しかし、セルフアテンションの考えは当時としては非常に異端で、ウスコライトの同僚たちも懐疑的でした。それでも彼は諦めずに研究を続け、2016年に論文を発表。将来性を感じた数人の仲間とともに、さらなる実験に乗り出します。
## 魔法使いの登場 ── ノーム・シャジアの貢献
トランスフォーマー・プロジェクトが大きく前進するきっかけとなったのは、ベテラン研究者のノーム・シャジアの参加でした。シャジアはグーグルの草創期から在籍し、深層学習(ディープラーニング)の研究に取り組んでいました。

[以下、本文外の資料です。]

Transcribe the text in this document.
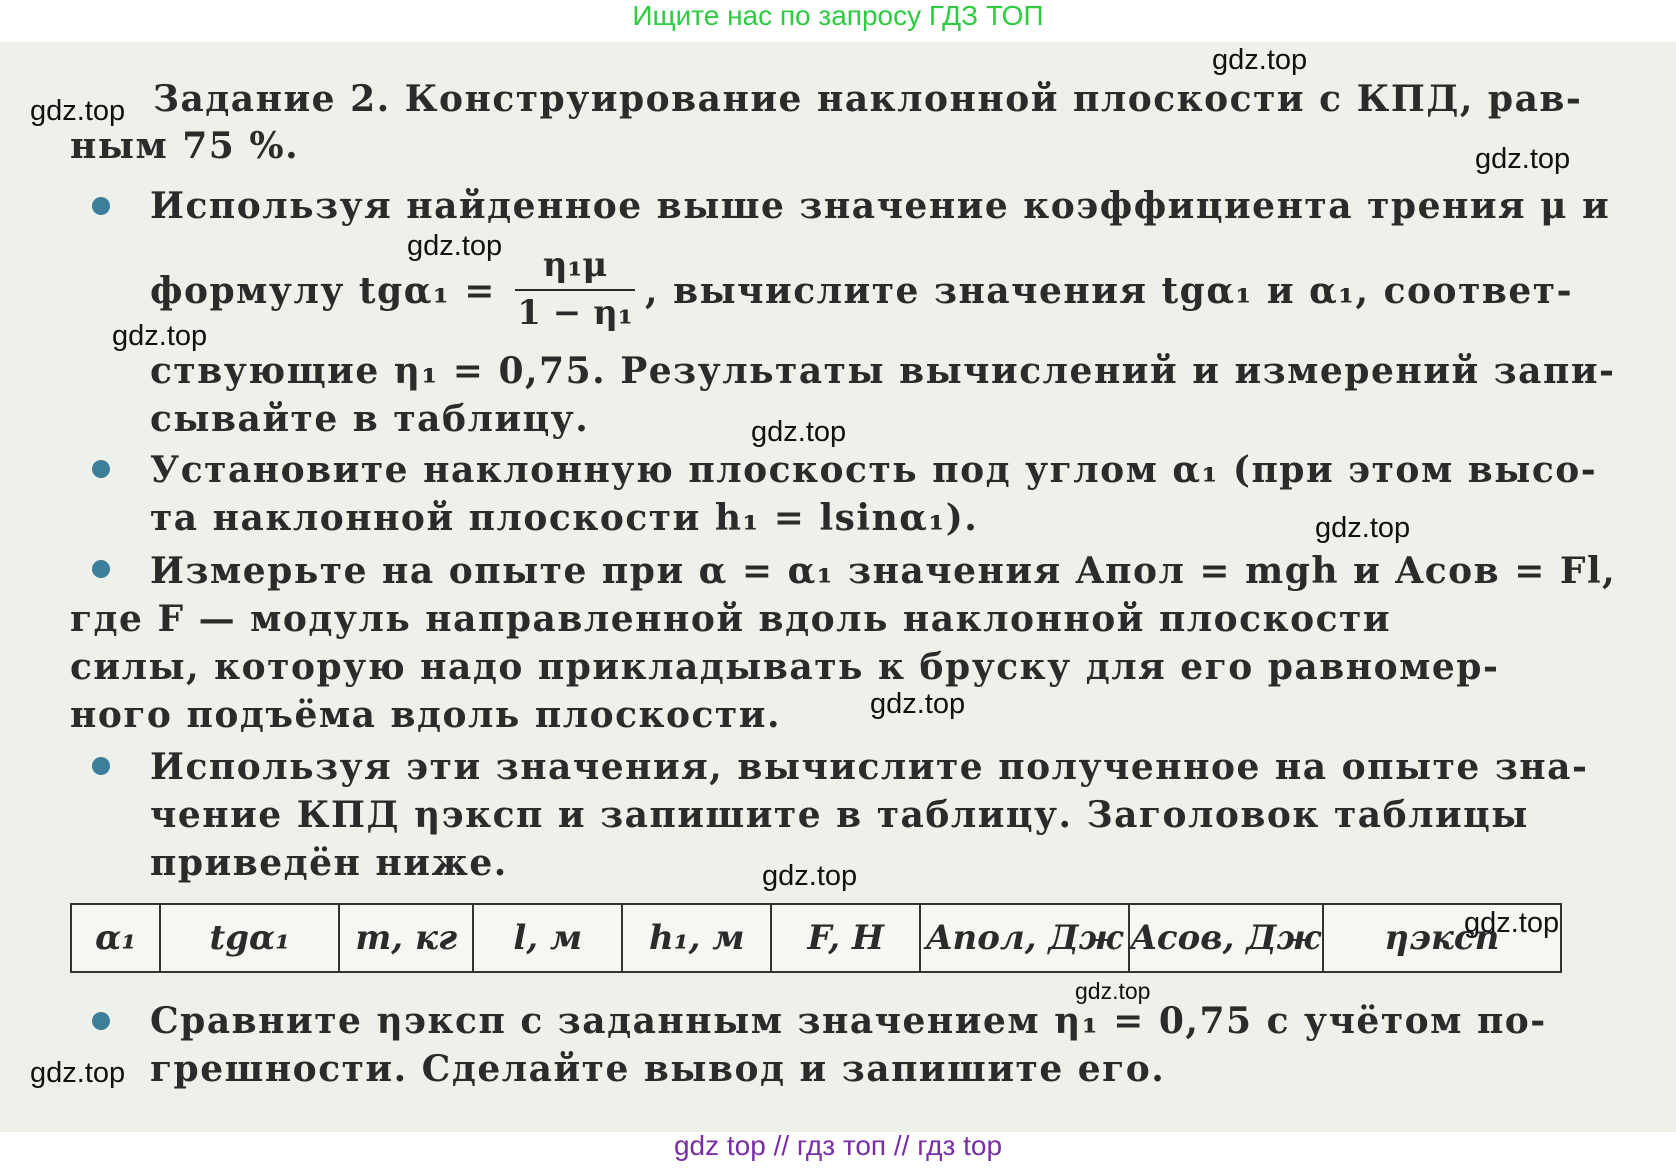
Ищите нас по запросу ГДЗ ТОП
Задание 2. Конструирование наклонной плоскости с КПД, рав-
ным 75 %.
Используя найденное выше значение коэффициента трения μ и
формулу $tg\alpha_1 = \frac{\text{η₁μ}}{\text{1 − η₁}}$ , вычислите значения tgα₁ и α₁, соответ-
ствующие η₁ = 0,75. Результаты вычислений и измерений запи-
сывайте в таблицу.
Установите наклонную плоскость под углом α₁ (при этом высо-
та наклонной плоскости h₁ = lsinα₁).
Измерьте на опыте при α = α₁ значения Aпол = mgh и Aсов = Fl,
где F — модуль направленной вдоль наклонной плоскости
силы, которую надо прикладывать к бруску для его равномер-
ного подъёма вдоль плоскости.
Используя эти значения, вычислите полученное на опыте зна-
чение КПД ηэксп и запишите в таблицу. Заголовок таблицы
приведён ниже.
α₁	tgα₁	m, кг	l, м	h₁, м	F, Н	Aпол, Дж	Aсов, Дж	ηэксп
Сравните ηэксп с заданным значением η₁ = 0,75 с учётом по-
грешности. Сделайте вывод и запишите его.
gdz.top
gdz.top
gdz.top
gdz.top
gdz.top
gdz.top
gdz.top
gdz.top
gdz.top
gdz.top
gdz.top
gdz.top
gdz top // гдз топ // гдз top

彼はセルフアテンションの構想を耳にし、すぐにそのポテンシャルを見抜きました。シャジアは自らコードを書き直し、システムを新たなレベルへと引き上げます。彼の手腕は「魔法」とも称されました。
シャジアの尽力もあり、トランスフォーマー・チームの研究は加速します。英語からドイツ語への機械翻訳タスクでは、12時間学習させただけのモデルが既存の手法を上回る性能を示しました。
## 「Attention Is All You Need」論文の衝撃
2017年5月、いよいよ論文の執筆が佳境を迎えます。締め切りが迫る中、チームは徹夜に次ぐ徹夜で実験とバグ修正を繰り返しました。最後の詰めは、論文のタイトルをどうするか。議論の末、「Attention Is All You Need(アテンションこそはすべて)」に決まりました。
提出の2分前、研究者のニキ・パーマーがキッチンでコーヒーを飲みながら論文に最後の数字を打ち込んだ瞬間、歴史的な論文の誕生でした。
12月の学会で発表されると、「トランスフォーマー」論文は大きな反響を呼びました。セッション終了後も質問が絶えず、警備員に促されるまで人だかりが続いたと言います。
## グーグルを去った8人 ── イノベーションを求めて
しかし、論文発表から7年、トランスフォーマーを生み出した8人の研究者は全員グーグルを去りました。彼らは独自のスタートアップを立ち上げたり、OpenAIなどの新興企業に移ったりして、AI分野の最前線で活躍しています。
一方、グーグルは社内でトランスフォーマーの導入を進めつつも、ChatGPTのようなサービスの開発では出遅れました。CEOのスンダー・ピチャイは、他社の動向を見極めてからの方が有利だと判断したと語っています。
確かに、型破りなアイデアを追求できる環境を整えたのはグーグルでした。しかし、大企業ならではの慎重さが、イノベーションのスピードを鈍らせてしまった面もあるのかもしれません。
## 結び ── 多様性が生むイノベーション
トランスフォーマーを生んだ8人の研究者たち。彼らは出身も専門分野もバラバラでしたが、ひとつの目標に向かって力を合わせました。論文の著者順は「貢献度はみな同じ」としてランダムに決めるほど、チームワークを大切にしていたと言います。
ヤコブ・ウスコライトは、イノベーションには適切な条件、つまり「人生のちょうどいい時期にいて、何かに熱中している人々が集まること」が必要だと語ります。そして、「その条件が揃って、みなで楽しみながら適切な問題に取り組み、さらに運が良ければ、魔法が起こるのです」と。
トランスフォーマーの誕生秘話は、多様性とチームワークから生まれるイノベーションの物語でもあるのです。
【コラム】用語解説
- ニューラルネットワーク:人間の脳神経回路を模倣したAIの仕組み。層状に並んだノード(ニューロン)が複雑なつながりを持つ。
- 回帰型ニューラルネットワーク:情報を一方向に伝播させるタイプのニューラルネット。長い文章の処理が苦手。
- セルフアテンション:単語の意味を文脈から推測する新しいメカニズム。トランスフォーマーの心臓部。
- 深層学習(ディープラーニング):多層のニューラルネットワークを用いた機械学習手法。近年のAIブームの立役者。